Predicting the Future of Industrial Reliability: Interview with Wilhelm Söderkvist Vermelin
In industries where downtime can cost millions and safety is non-negotiable, predicting when critical equipment might fail isn’t just useful—it’s essential.
Wilhelm Söderkvist Vermelin, a PhD researcher at RISE and IndTech, who recently defended his Licentiate thesis, is bringing the power of deep learning into the world of industrial prognostics and health management. His focus: developing data-driven methods to forecast the Remaining Useful Life (RUL) of energy-intensive and safety-critical systems.
Motivation: From Reliable Products to Reliable Systems
“Energy-intensive and safety-critical industrial assets are complex, dependable systems with high expectations on availability and uptime,” Wilhelm explains. “Operators need assistance in monitoring them so failures can be detected well before they cause downtime or safety risks.”For him, motivation is as personal as it is technical.
“I, like many people, enjoy reliable products and services that can be trusted. If my research in any small way contributes to this, I’ll be happy.”

Tackling Data Challenges
Discrete power electronics—vital in automotive, manufacturing, and aerospace—are difficult to monitor at the component level due to sensor costs. To address this, Wilhelm uses a power cycling rig in the lab to simulate real-world conditions and collect detailed operational data.
In safety-critical environments, run-to-failure data is also scarce, since deliberately allowing assets to fail is too risky. Wilhelm has explored self-supervised learning to overcome this, developing a sequence ordering pretext task that lets models learn from unlabelled data before fine-tuning on smaller labelled datasets.
“We achieved similar performance with less labelled data—showing self-supervised methods have real potential.”
Data sharing poses another hurdle, as many companies cannot release sensitive operational data. Federated learning offers a workaround by enabling collaborative model training without moving raw data—only model updates are exchanged—maintaining strict data governance.
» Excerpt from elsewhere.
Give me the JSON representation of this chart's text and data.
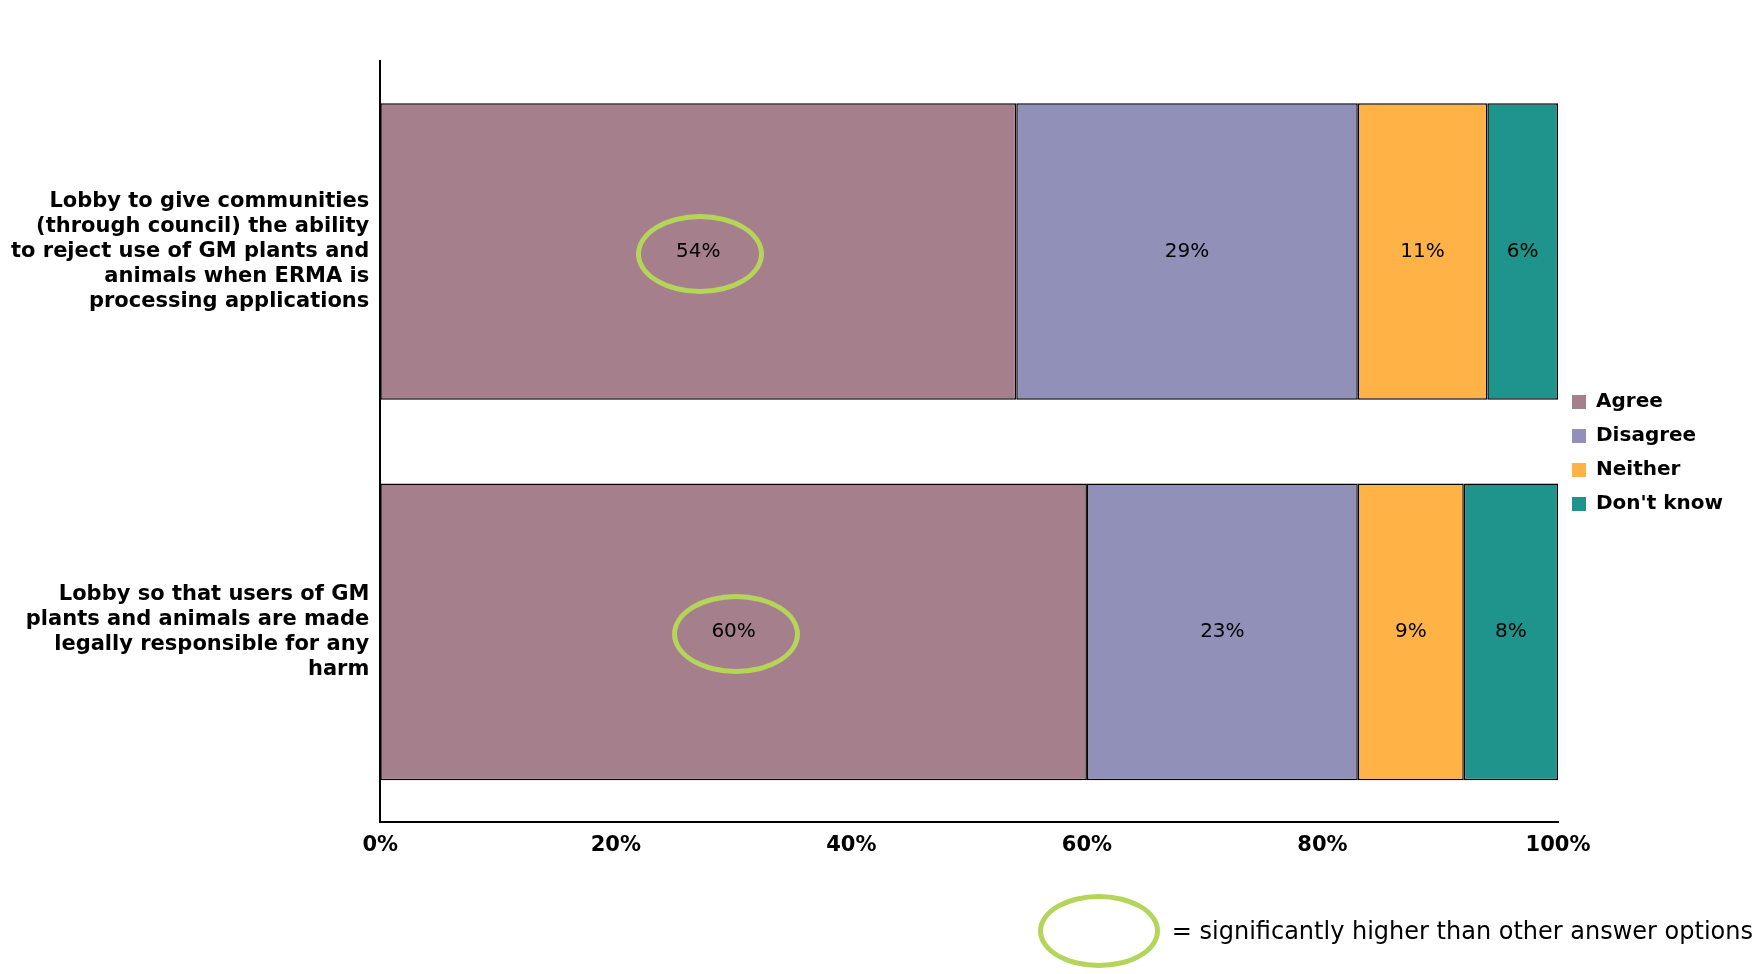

AI as a Co-Pilot and Future Directions
Rather than replacing humans, Wilhelm sees AI as an assistant in industrial environments.
“These systems will act as AI co-pilots, detecting deviations, suggesting maintenance actions, and empowering operators to make even better decisions.”
Looking ahead, he is excited to explore physics-informed neural networks (PINNs). The physics governing failures in systems like power electronics is well understood, and integrating it into AI models could combine the strengths of both physics-based and data-driven approaches.
“By incorporating known physics into AI models, we can bridge the gap between theory and data, improving prediction accuracy and trust.”
As we congratulate him, the Licentiate defence is a milestone in the PhD journey. Looking ahead, what aspects are the most excited to expand in the future?
“I recently participated in a summer school on physics-informed neural networks (PINNs) organized by KTH. This summer school was inspiring, and some of those aspects can be brought into my research. My approach thus far has been purely data-driven, but the physics governing the failure in, e.g., power electronics, is known and can be incorporated into the model. Here, PINNs play an essential role, and I am interested in exploring this connection.”

About Wilhelm Söderkvist Vermelin
Wilhelm has been working at RISE in research projects regarding digitalization of induction hardening (DigPIn, DigPIn2), data-driven disturbance handling (D3H, DFusion, SIFT) and increased reliability in electronic components (iREL4.0, PowerizeD) for years.